Cross-border complexity

For multinational employers, compliance is further complicated by two structural factors.

First, the AI Act has extraterritorial reach. If an AI system affects individuals in the EU, it is within the scope of the Act, regardless of where the system is developed or managed.

Second, national labour law requirements continue to apply. In Austria, for example, and across other Member States, the use of AI systems in employment contexts often triggers works council involvement and may require formal agreements before deployment.

Compliance therefore cannot be centralised entirely at the group level. A jurisdiction-specific approach is necessary.


What organisations should do now

The additional time should be used deliberately. The immediate priority is to identify where AI is used within HR functions and to assess whether those systems fall within the high-risk category. At the same time, organisations should establish governance structures, assign responsibility for oversight, and strengthen vendor due diligence.

Engagement with employee representatives should begin early where required. As the new deadline approaches, the focus will need to shift towards formal readiness, including documentation, impact assessments, and internal review processes.

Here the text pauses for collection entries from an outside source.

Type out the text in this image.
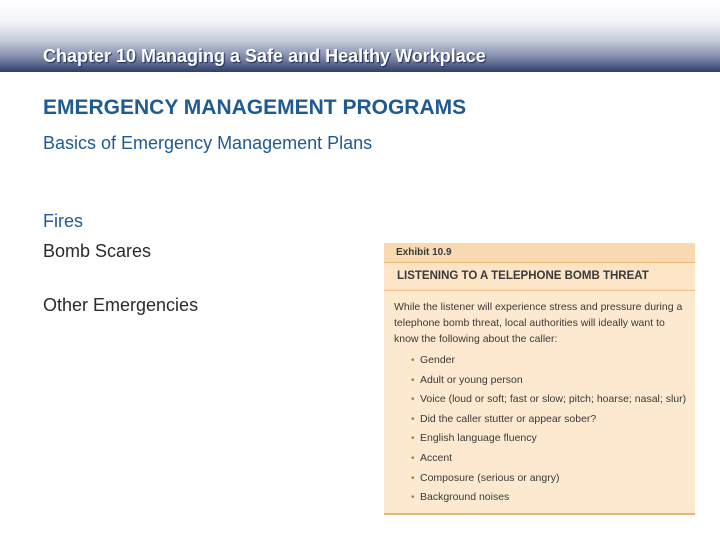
Chapter 10 Managing a Safe and Healthy Workplace
EMERGENCY MANAGEMENT PROGRAMS
Basics of Emergency Management Plans
Fires
Bomb Scares
Other Emergencies
Exhibit 10.9
LISTENING TO A TELEPHONE BOMB THREAT

While the listener will experience stress and pressure during a telephone bomb threat, local authorities will ideally want to know the following about the caller:

• Gender
• Adult or young person
• Voice (loud or soft; fast or slow; pitch; hoarse; nasal; slur)
• Did the caller stutter or appear sober?
• English language fluency
• Accent
• Composure (serious or angry)
• Background noises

Finally, if not already implemented, organisations should launch a documented AI literacy program.


A final observation

The organisations that will navigate this best are not those who comply at the last moment, but those who use this extension to build governance structures that actually work, not documentation that merely demonstrates compliance. There is a difference, and regulators, works councils, and employees will notice it.

The extension to December 2027 provides valuable runway. It does not provide cover for inaction.